Все инстинкты вопили, и только один, самый распоследний, запасной, шептал вкрадчиво – ничего, ничего, не спеши. Она твоя, и ты всегда знал, что твоя. Она была и осталась твоей – с той самой минуты, как пришла к тебе в контору на собеседование, несколько лет назад.
Тогда все было не то – жизнь не та, и контора не та, и столы, и стулья, и двери, только она была такой же, как сейчас, – очень высокой, с очень черными волосами и непонятными глазами. Они просто покоя ему не давали, эти глаза, может, потому, что за очками их было не рассмотреть, и он только и делал, что пытался заглянуть в них – все пятнадцать минут разговора. Это потом он узнал, как она умна, насмешлива, как неуверенно заправляет за ухо волосы, когда волнуется, как постукивает карандашом по зубам, когда думает, как помешивает кофе в большой голубой кружке со сложной двойной ручкой, когда выслушивает его руководящие указания. Троепольский сам придумал для конторы эти кружки и ручки и очень ими гордился.
С тех пор прошло десять тысяч лет.
– Ты… собирайся, – из глубины этих тысяч лет сказала она почти ему в ухо. – Нам ехать надо. И машину я поставила… кое-как.

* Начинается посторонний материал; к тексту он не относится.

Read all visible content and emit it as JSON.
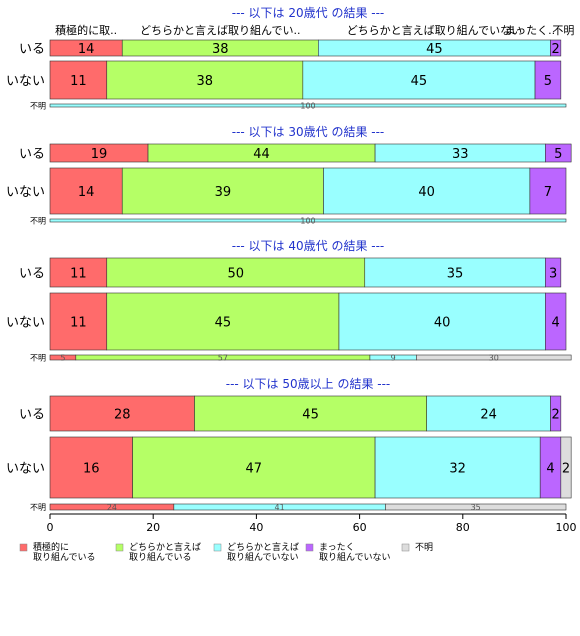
{
  "colors": {
    "title": "#2233cc",
    "categories": [
      "#ff6b6b",
      "#b5ff66",
      "#99ffff",
      "#bb66ff",
      "#dddddd"
    ],
    "stroke": "#333333"
  },
  "legend": {
    "items": [
      {
        "line1": "積極的に",
        "line2": "取り組んでいる"
      },
      {
        "line1": "どちらかと言えば",
        "line2": "取り組んでいる"
      },
      {
        "line1": "どちらかと言えば",
        "line2": "取り組んでいない"
      },
      {
        "line1": "まったく",
        "line2": "取り組んでいない"
      },
      {
        "line1": "不明",
        "line2": ""
      }
    ]
  },
  "chart_data": {
    "type": "bar",
    "orientation": "horizontal-stacked-percent",
    "xlim": [
      0,
      100
    ],
    "xticks": [
      0,
      20,
      40,
      60,
      80,
      100
    ],
    "categories": [
      "積極的に取り組んでいる",
      "どちらかと言えば取り組んでいる",
      "どちらかと言えば取り組んでいない",
      "まったく取り組んでいない",
      "不明"
    ],
    "top_labels": [
      "積極的に取..",
      "どちらかと言えば取り組んでい..",
      "どちらかと言えば取り組んでいない",
      "まったく..",
      "不明"
    ],
    "panels": [
      {
        "title": "--- 以下は 20歳代 の結果 ---",
        "rows": [
          {
            "label": "いる",
            "values": [
              14,
              38,
              45,
              2,
              0
            ],
            "labels": [
              "14",
              "38",
              "45",
              "2",
              ""
            ]
          },
          {
            "label": "いない",
            "values": [
              11,
              38,
              45,
              5,
              0
            ],
            "labels": [
              "11",
              "38",
              "45",
              "5",
              ""
            ]
          },
          {
            "label": "不明",
            "small": true,
            "values": [
              0,
              0,
              100,
              0,
              0
            ],
            "labels": [
              "",
              "",
              "100",
              "",
              ""
            ]
          }
        ]
      },
      {
        "title": "--- 以下は 30歳代 の結果 ---",
        "rows": [
          {
            "label": "いる",
            "values": [
              19,
              44,
              33,
              5,
              0
            ],
            "labels": [
              "19",
              "44",
              "33",
              "5",
              ""
            ]
          },
          {
            "label": "いない",
            "values": [
              14,
              39,
              40,
              7,
              0
            ],
            "labels": [
              "14",
              "39",
              "40",
              "7",
              ""
            ]
          },
          {
            "label": "不明",
            "small": true,
            "values": [
              0,
              0,
              100,
              0,
              0
            ],
            "labels": [
              "",
              "",
              "100",
              "",
              ""
            ]
          }
        ]
      },
      {
        "title": "--- 以下は 40歳代 の結果 ---",
        "rows": [
          {
            "label": "いる",
            "values": [
              11,
              50,
              35,
              3,
              0
            ],
            "labels": [
              "11",
              "50",
              "35",
              "3",
              ""
            ]
          },
          {
            "label": "いない",
            "values": [
              11,
              45,
              40,
              4,
              0
            ],
            "labels": [
              "11",
              "45",
              "40",
              "4",
              ""
            ]
          },
          {
            "label": "不明",
            "small": true,
            "values": [
              5,
              57,
              9,
              0,
              30
            ],
            "labels": [
              "5",
              "57",
              "9",
              "",
              "30"
            ]
          }
        ]
      },
      {
        "title": "--- 以下は 50歳以上 の結果 ---",
        "rows": [
          {
            "label": "いる",
            "values": [
              28,
              45,
              24,
              2,
              0
            ],
            "labels": [
              "28",
              "45",
              "24",
              "2",
              ""
            ]
          },
          {
            "label": "いない",
            "values": [
              16,
              47,
              32,
              4,
              2
            ],
            "labels": [
              "16",
              "47",
              "32",
              "4",
              "2"
            ]
          },
          {
            "label": "不明",
            "small": true,
            "values": [
              24,
              0,
              41,
              0,
              35
            ],
            "labels": [
              "24",
              "",
              "41",
              "",
              "35"
            ]
          }
        ]
      }
    ]
  }
}
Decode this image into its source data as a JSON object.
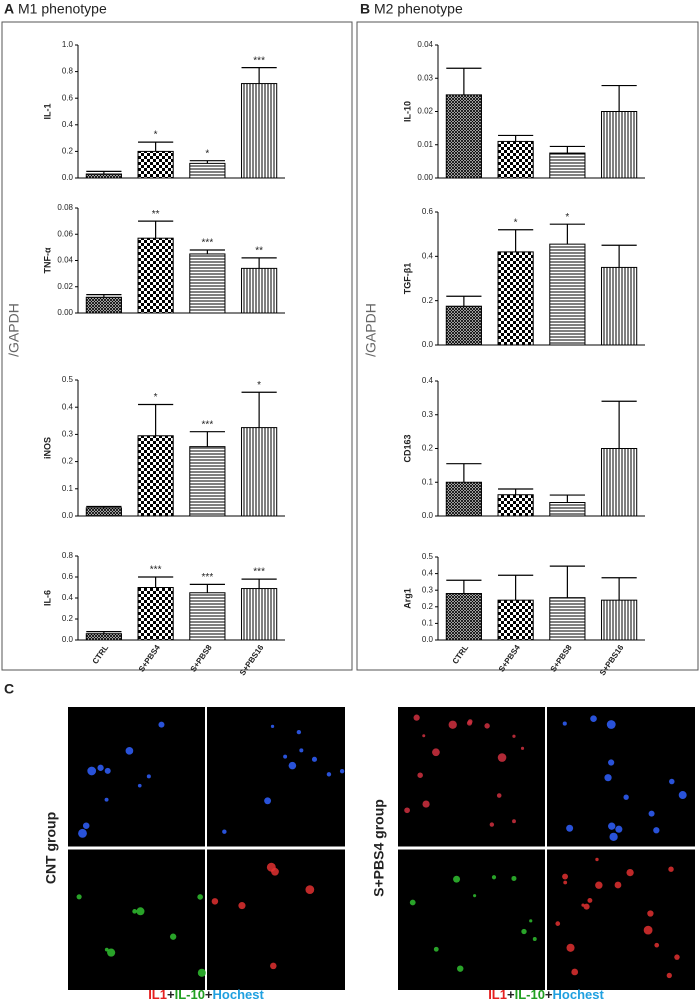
{
  "panels": [
    {
      "label": "A",
      "title": "M1 phenotype",
      "ylabel": "/GAPDH"
    },
    {
      "label": "B",
      "title": "M2 phenotype",
      "ylabel": "/GAPDH"
    }
  ],
  "chart_data": [
    {
      "type": "bar",
      "ylabel": "IL-1",
      "categories": [
        null,
        null,
        null,
        null
      ],
      "values": [
        0.03,
        0.2,
        0.11,
        0.71
      ],
      "errors": [
        0.02,
        0.07,
        0.02,
        0.12
      ],
      "annotations": [
        null,
        "*",
        "*",
        "***"
      ],
      "ylim": [
        0,
        1
      ],
      "yticks": [
        {
          "value": 0,
          "label": "0.0"
        },
        0.2,
        0.4,
        0.6,
        0.8,
        {
          "value": 1,
          "label": "1.0"
        }
      ]
    },
    {
      "type": "bar",
      "ylabel": "TNF-α",
      "categories": [
        null,
        null,
        null,
        null
      ],
      "values": [
        0.012,
        0.057,
        0.045,
        0.034
      ],
      "errors": [
        0.002,
        0.013,
        0.003,
        0.008
      ],
      "annotations": [
        null,
        "**",
        "***",
        "**"
      ],
      "ylim": [
        0,
        0.08
      ],
      "yticks": [
        {
          "value": 0,
          "label": "0.00"
        },
        0.02,
        0.04,
        0.06,
        0.08
      ]
    },
    {
      "type": "bar",
      "ylabel": "iNOS",
      "categories": [
        null,
        null,
        null,
        null
      ],
      "values": [
        0.03,
        0.295,
        0.255,
        0.325
      ],
      "errors": [
        0.005,
        0.115,
        0.055,
        0.13
      ],
      "annotations": [
        null,
        "*",
        "***",
        "*"
      ],
      "ylim": [
        0,
        0.5
      ],
      "yticks": [
        {
          "value": 0,
          "label": "0.0"
        },
        0.1,
        0.2,
        0.3,
        0.4,
        0.5
      ]
    },
    {
      "type": "bar",
      "ylabel": "IL-6",
      "categories": [
        "CTRL",
        "S+PBS4",
        "S+PBS8",
        "S+PBS16"
      ],
      "values": [
        0.06,
        0.5,
        0.45,
        0.49
      ],
      "errors": [
        0.02,
        0.1,
        0.08,
        0.09
      ],
      "annotations": [
        null,
        "***",
        "***",
        "***"
      ],
      "ylim": [
        0,
        0.8
      ],
      "yticks": [
        {
          "value": 0,
          "label": "0.0"
        },
        0.2,
        0.4,
        0.6,
        0.8
      ]
    },
    {
      "type": "bar",
      "ylabel": "IL-10",
      "categories": [
        null,
        null,
        null,
        null
      ],
      "values": [
        0.025,
        0.011,
        0.0075,
        0.02
      ],
      "errors": [
        0.008,
        0.0018,
        0.002,
        0.0078
      ],
      "annotations": [
        null,
        null,
        null,
        null
      ],
      "ylim": [
        0,
        0.04
      ],
      "yticks": [
        {
          "value": 0,
          "label": "0.00"
        },
        0.01,
        0.02,
        0.03,
        0.04
      ]
    },
    {
      "type": "bar",
      "ylabel": "TGF-β1",
      "categories": [
        null,
        null,
        null,
        null
      ],
      "values": [
        0.175,
        0.42,
        0.455,
        0.35
      ],
      "errors": [
        0.045,
        0.1,
        0.09,
        0.1
      ],
      "annotations": [
        null,
        "*",
        "*",
        null
      ],
      "ylim": [
        0,
        0.6
      ],
      "yticks": [
        {
          "value": 0,
          "label": "0.0"
        },
        0.2,
        0.4,
        0.6
      ]
    },
    {
      "type": "bar",
      "ylabel": "CD163",
      "categories": [
        null,
        null,
        null,
        null
      ],
      "values": [
        0.1,
        0.063,
        0.04,
        0.2
      ],
      "errors": [
        0.055,
        0.017,
        0.022,
        0.14
      ],
      "annotations": [
        null,
        null,
        null,
        null
      ],
      "ylim": [
        0,
        0.4
      ],
      "yticks": [
        {
          "value": 0,
          "label": "0.0"
        },
        0.1,
        0.2,
        0.3,
        0.4
      ]
    },
    {
      "type": "bar",
      "ylabel": "Arg1",
      "categories": [
        "CTRL",
        "S+PBS4",
        "S+PBS8",
        "S+PBS16"
      ],
      "values": [
        0.28,
        0.24,
        0.255,
        0.24
      ],
      "errors": [
        0.08,
        0.15,
        0.19,
        0.135
      ],
      "annotations": [
        null,
        null,
        null,
        null
      ],
      "ylim": [
        0,
        0.5
      ],
      "yticks": [
        {
          "value": 0,
          "label": "0.0"
        },
        0.1,
        0.2,
        0.3,
        0.4,
        0.5
      ]
    }
  ],
  "panel_c": {
    "label": "C",
    "groups": [
      "CNT group",
      "S+PBS4 group"
    ],
    "caption": [
      "IL1",
      "+",
      "IL-10",
      "+",
      "Hochest"
    ]
  }
}
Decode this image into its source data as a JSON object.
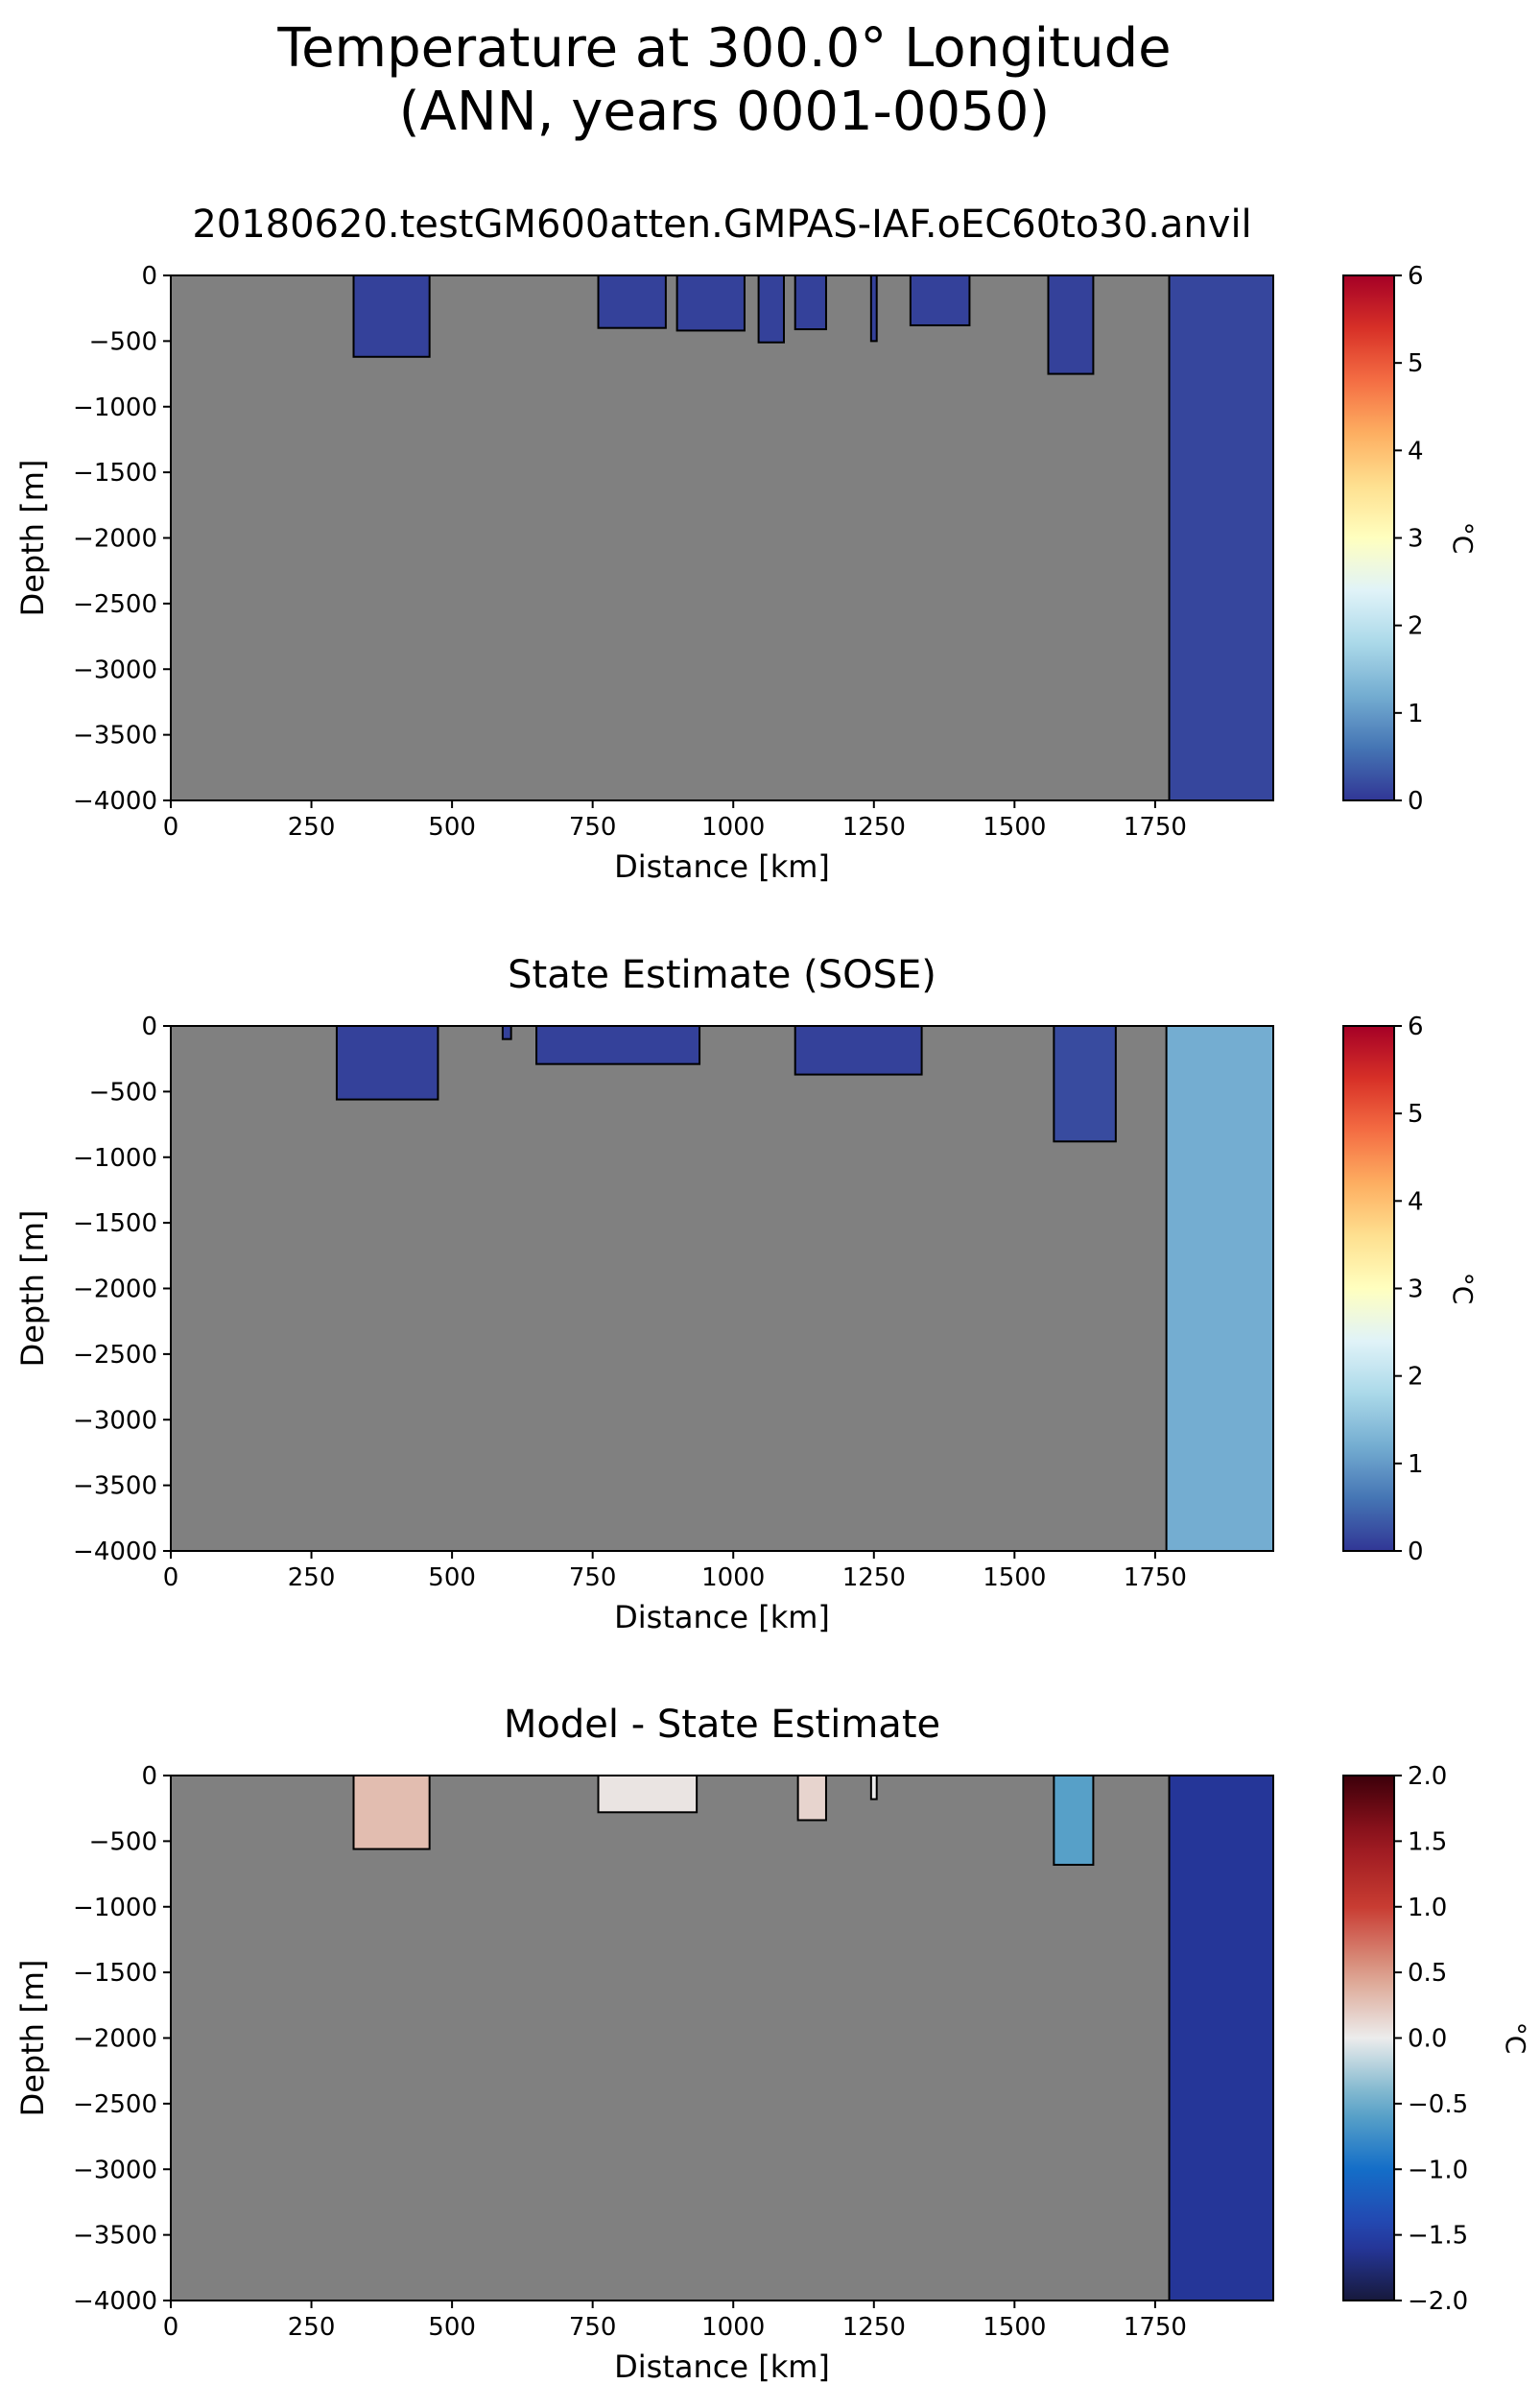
{
  "suptitle": [
    "Temperature at 300.0° Longitude",
    "(ANN, years 0001-0050)"
  ],
  "chart_data": [
    {
      "type": "heatmap",
      "title": "20180620.testGM600atten.GMPAS-IAF.oEC60to30.anvil",
      "xlabel": "Distance [km]",
      "ylabel": "Depth [m]",
      "xlim": [
        0,
        1960
      ],
      "ylim": [
        -4000,
        0
      ],
      "xticks": [
        0,
        250,
        500,
        750,
        1000,
        1250,
        1500,
        1750
      ],
      "yticks": [
        0,
        -500,
        -1000,
        -1500,
        -2000,
        -2500,
        -3000,
        -3500,
        -4000
      ],
      "colorbar": {
        "label": "°C",
        "range": [
          0,
          6
        ],
        "ticks": [
          0,
          1,
          2,
          3,
          4,
          5,
          6
        ],
        "colormap": "RdYlBu_r"
      },
      "land_color": "#808080",
      "ocean_columns": [
        {
          "x": [
            325,
            460
          ],
          "bottom": -620,
          "value": 0.1
        },
        {
          "x": [
            760,
            880
          ],
          "bottom": -400,
          "value": 0.1
        },
        {
          "x": [
            900,
            1020
          ],
          "bottom": -420,
          "value": 0.1
        },
        {
          "x": [
            1045,
            1090
          ],
          "bottom": -510,
          "value": 0.1
        },
        {
          "x": [
            1110,
            1165
          ],
          "bottom": -410,
          "value": 0.1
        },
        {
          "x": [
            1245,
            1255
          ],
          "bottom": -500,
          "value": 0.1
        },
        {
          "x": [
            1315,
            1420
          ],
          "bottom": -380,
          "value": 0.1
        },
        {
          "x": [
            1560,
            1640
          ],
          "bottom": -750,
          "value": 0.1
        },
        {
          "x": [
            1775,
            1960
          ],
          "bottom": -4000,
          "value": 0.15
        }
      ]
    },
    {
      "type": "heatmap",
      "title": "State Estimate (SOSE)",
      "xlabel": "Distance [km]",
      "ylabel": "Depth [m]",
      "xlim": [
        0,
        1960
      ],
      "ylim": [
        -4000,
        0
      ],
      "xticks": [
        0,
        250,
        500,
        750,
        1000,
        1250,
        1500,
        1750
      ],
      "yticks": [
        0,
        -500,
        -1000,
        -1500,
        -2000,
        -2500,
        -3000,
        -3500,
        -4000
      ],
      "colorbar": {
        "label": "°C",
        "range": [
          0,
          6
        ],
        "ticks": [
          0,
          1,
          2,
          3,
          4,
          5,
          6
        ],
        "colormap": "RdYlBu_r"
      },
      "land_color": "#808080",
      "ocean_columns": [
        {
          "x": [
            295,
            475
          ],
          "bottom": -560,
          "value": 0.1
        },
        {
          "x": [
            590,
            605
          ],
          "bottom": -100,
          "value": 0.1
        },
        {
          "x": [
            650,
            940
          ],
          "bottom": -290,
          "value": 0.1
        },
        {
          "x": [
            1110,
            1335
          ],
          "bottom": -370,
          "value": 0.1
        },
        {
          "x": [
            1570,
            1680
          ],
          "bottom": -880,
          "value": 0.2
        },
        {
          "x": [
            1770,
            1960
          ],
          "bottom": -4000,
          "value": 1.2
        }
      ]
    },
    {
      "type": "heatmap",
      "title": "Model - State Estimate",
      "xlabel": "Distance [km]",
      "ylabel": "Depth [m]",
      "xlim": [
        0,
        1960
      ],
      "ylim": [
        -4000,
        0
      ],
      "xticks": [
        0,
        250,
        500,
        750,
        1000,
        1250,
        1500,
        1750
      ],
      "yticks": [
        0,
        -500,
        -1000,
        -1500,
        -2000,
        -2500,
        -3000,
        -3500,
        -4000
      ],
      "colorbar": {
        "label": "°C",
        "range": [
          -2,
          2
        ],
        "ticks": [
          -2.0,
          -1.5,
          -1.0,
          -0.5,
          0.0,
          0.5,
          1.0,
          1.5,
          2.0
        ],
        "colormap": "RdBu_r"
      },
      "land_color": "#808080",
      "ocean_columns": [
        {
          "x": [
            325,
            460
          ],
          "bottom": -560,
          "value": 0.3
        },
        {
          "x": [
            760,
            935
          ],
          "bottom": -280,
          "value": 0.05
        },
        {
          "x": [
            1115,
            1165
          ],
          "bottom": -340,
          "value": 0.15
        },
        {
          "x": [
            1245,
            1255
          ],
          "bottom": -180,
          "value": 0.0
        },
        {
          "x": [
            1570,
            1640
          ],
          "bottom": -680,
          "value": -0.6
        },
        {
          "x": [
            1775,
            1960
          ],
          "bottom": -4000,
          "value": -1.6
        }
      ]
    }
  ]
}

– Да, – согласился он. Уху было тепло от ее дыхания.
– В этом вашем Центре машину поставить целая проблема!
– Да, – опять согласился он.
Она зачем-то оглянулась на свое ушастое чудовище, которое тряслось посреди кровати. Волосы, мазнувшие его нос, пахли духами, свежими и легкими, как она сама.
Он потер нос и поморщился. Она мешала ему, раздражала его, особенно когда была так близко.
– Ты бы… оделся, – настойчиво повторила она, и от этой ее настойчивости, означавшей, что она все понимает и дает ему шанс отступить достойно и красиво, он разозлился.
Не нужно ему никакого понимания и такта. Он сам может проявить сколько угодно понимания и такта! Зачем она приехала, черт бы ее побрал? Жалеть и раздражать его?!
От раздражения, воспоминаний, от того, что чужие равнодушные люди посмели думать, будто он, Арсений Троепольский, виновен в смерти своего заместителя, от запаха тюрьмы, который изнутри грыз его, ему показалось, что во всем виновата она.
Ну, конечно, она. Не он же, в самом-то деле!